An isobaric process is a thermodynamic process in which the pressure remains constant. This is usually obtained by allowing the volume to expand or contract in such a way to neutralize any pressure changes that would be caused by heat transfer.
The term isobaric comes from Greek iso, meaning equal, and baros, meaning weight.
In an isobaric process, there are typically internal energy changes. Work is done by the system, and heat is transferred, so none of the quantities in the first law of thermodynamics readily reduce to zero. However, the work at a constant pressure can be fairly easily calculated with the equation:
W = p * Δ V
Since W is the work, p is the pressure (always positive) and ΔV is the change in volume, we can see that there are two possible outcomes to an isobaric process:
- If the system expands (ΔV is positive), then the system does positive work (and vice versa).
- If the system contracts (ΔV is negative), then the system does negative work (and vice versa).
Examples of Isobaric Processes
If you have a cylinder with a weighted piston and you heat the gas in it, the gas expands due to the increase in energy.

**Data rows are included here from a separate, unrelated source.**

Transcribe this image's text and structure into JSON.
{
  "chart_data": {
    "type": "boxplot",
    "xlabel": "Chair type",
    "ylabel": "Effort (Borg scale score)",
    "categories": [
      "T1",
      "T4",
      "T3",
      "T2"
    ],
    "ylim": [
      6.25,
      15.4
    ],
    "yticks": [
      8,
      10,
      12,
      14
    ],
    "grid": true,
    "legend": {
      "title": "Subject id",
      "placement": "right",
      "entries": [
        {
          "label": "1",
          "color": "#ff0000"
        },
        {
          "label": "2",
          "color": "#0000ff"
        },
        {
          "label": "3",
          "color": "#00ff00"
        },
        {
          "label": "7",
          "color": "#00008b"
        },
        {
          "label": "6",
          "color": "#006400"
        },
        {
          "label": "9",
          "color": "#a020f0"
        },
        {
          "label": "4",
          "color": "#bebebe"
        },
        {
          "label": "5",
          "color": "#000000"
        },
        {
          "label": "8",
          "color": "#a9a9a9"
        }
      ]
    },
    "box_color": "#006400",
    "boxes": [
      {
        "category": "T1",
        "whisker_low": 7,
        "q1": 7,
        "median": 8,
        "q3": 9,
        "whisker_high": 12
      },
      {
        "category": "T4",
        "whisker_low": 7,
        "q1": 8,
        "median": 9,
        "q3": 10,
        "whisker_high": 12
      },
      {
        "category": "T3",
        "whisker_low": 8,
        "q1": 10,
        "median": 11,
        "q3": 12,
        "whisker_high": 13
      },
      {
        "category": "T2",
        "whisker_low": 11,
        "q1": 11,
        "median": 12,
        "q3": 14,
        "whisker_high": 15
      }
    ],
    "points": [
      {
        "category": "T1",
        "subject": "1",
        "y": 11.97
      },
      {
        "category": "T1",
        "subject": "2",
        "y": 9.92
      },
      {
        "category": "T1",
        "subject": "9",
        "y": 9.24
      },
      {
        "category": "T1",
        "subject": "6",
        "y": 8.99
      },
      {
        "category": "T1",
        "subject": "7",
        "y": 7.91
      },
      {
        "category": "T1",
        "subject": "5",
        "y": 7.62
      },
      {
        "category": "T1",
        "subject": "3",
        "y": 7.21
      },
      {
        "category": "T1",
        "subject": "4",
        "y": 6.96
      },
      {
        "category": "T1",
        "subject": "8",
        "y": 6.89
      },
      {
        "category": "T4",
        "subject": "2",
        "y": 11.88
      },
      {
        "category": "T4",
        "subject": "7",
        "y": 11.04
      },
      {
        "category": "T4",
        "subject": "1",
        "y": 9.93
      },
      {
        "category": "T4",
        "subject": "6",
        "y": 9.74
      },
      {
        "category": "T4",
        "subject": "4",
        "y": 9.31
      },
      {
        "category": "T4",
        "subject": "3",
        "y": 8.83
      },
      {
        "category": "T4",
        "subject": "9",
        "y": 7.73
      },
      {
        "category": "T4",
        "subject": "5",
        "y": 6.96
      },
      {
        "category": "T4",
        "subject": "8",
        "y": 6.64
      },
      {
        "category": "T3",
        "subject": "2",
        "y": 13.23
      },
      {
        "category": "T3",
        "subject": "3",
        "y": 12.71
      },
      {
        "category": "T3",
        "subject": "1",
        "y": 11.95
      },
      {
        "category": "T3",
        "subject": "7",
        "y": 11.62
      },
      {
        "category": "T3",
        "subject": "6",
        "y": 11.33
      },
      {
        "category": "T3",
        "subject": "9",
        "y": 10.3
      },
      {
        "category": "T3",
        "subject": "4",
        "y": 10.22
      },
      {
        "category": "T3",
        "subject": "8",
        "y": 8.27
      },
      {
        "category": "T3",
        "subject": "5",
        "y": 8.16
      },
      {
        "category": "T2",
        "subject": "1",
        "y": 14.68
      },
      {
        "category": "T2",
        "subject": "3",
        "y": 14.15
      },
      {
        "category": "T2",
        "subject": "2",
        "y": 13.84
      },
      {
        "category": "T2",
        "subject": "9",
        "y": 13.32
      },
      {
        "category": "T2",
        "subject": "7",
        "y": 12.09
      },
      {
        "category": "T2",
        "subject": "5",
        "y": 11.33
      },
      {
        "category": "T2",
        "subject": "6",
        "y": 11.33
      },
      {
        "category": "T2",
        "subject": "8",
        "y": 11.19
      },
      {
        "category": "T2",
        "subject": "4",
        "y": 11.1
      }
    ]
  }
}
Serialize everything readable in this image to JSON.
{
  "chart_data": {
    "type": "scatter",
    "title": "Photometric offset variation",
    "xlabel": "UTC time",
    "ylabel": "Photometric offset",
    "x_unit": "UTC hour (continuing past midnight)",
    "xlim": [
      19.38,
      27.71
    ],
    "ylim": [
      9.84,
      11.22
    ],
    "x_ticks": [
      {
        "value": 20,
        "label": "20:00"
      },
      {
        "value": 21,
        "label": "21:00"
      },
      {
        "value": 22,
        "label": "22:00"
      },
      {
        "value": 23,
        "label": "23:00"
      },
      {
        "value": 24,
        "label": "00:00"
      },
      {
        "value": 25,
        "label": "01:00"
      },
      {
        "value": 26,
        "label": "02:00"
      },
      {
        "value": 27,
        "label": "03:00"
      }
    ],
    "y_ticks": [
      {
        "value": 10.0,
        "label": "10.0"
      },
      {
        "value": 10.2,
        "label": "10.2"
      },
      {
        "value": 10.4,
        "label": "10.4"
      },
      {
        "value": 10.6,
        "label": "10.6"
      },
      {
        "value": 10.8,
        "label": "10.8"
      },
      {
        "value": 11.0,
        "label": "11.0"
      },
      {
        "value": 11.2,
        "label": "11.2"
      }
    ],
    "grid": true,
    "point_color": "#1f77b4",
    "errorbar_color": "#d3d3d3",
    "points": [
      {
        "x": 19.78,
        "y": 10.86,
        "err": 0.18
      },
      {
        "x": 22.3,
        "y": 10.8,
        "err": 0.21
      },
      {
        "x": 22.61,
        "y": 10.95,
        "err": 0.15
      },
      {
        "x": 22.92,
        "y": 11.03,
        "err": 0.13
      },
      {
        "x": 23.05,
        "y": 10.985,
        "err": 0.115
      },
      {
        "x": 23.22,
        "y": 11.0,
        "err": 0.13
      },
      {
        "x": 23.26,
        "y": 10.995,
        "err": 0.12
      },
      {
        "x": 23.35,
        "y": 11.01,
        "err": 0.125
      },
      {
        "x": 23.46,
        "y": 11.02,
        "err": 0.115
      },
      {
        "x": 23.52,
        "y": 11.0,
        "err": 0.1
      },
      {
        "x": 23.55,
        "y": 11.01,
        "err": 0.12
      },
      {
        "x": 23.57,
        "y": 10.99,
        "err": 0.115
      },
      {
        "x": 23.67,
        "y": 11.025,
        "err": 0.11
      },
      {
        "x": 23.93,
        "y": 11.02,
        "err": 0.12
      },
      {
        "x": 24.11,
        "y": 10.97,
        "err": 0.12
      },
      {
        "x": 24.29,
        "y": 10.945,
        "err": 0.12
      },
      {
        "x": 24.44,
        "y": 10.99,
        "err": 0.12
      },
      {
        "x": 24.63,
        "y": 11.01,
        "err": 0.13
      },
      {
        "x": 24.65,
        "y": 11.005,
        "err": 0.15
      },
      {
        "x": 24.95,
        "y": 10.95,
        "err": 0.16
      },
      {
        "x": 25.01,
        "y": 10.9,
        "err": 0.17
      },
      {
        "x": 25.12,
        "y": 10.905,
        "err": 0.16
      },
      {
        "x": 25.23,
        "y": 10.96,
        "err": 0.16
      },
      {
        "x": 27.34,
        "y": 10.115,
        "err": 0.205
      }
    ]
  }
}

This is in accordance with Charles' law - the volume of a gas is proportional to its temperature. The weighted piston keeps the pressure constant. You can calculate the amount of work done by knowing the change of volume of the gas and the pressure. The piston is displaced by the change in volume of the gas while the pressure remains constant.
If the piston was fixed and didn't move as the gas was heated, the pressure would rise rather than the volume of the gas. This would not be an isobaric process, as the pressure was not constant. The gas could not produce work to displace the piston.
If you remove the heat source from the cylinder or even place it into a freezer so it lost heat to the environment, the gas would shrink in volume and draw the weighted piston down with it as it maintained constant pressure. This is negative work, the system contracts.
Isobaric Process and Phase Diagrams
In a phase diagram, an isobaric process would show up as a horizontal line, since it takes place under a constant pressure. This diagram would show you at what temperatures a substance is solid, liquid, or vapor for a range of atmospheric pressures.
In thermodynamic processes, a system has a change in energy and that results in changes in pressure, volume, internal energy, temperature, or heat transfer. In natural processes, often more than one of these types are at work at the same time. Also, natural systems most of these processes have a preferred direction and are not easily reversible.
- Adiabatic process - no heat transfer into or out of the system.
- Isochoric process - no change in volume, in which case the system does no work.
- Isobaric process - no change in pressure.
- Isothermal process - no change in temperature.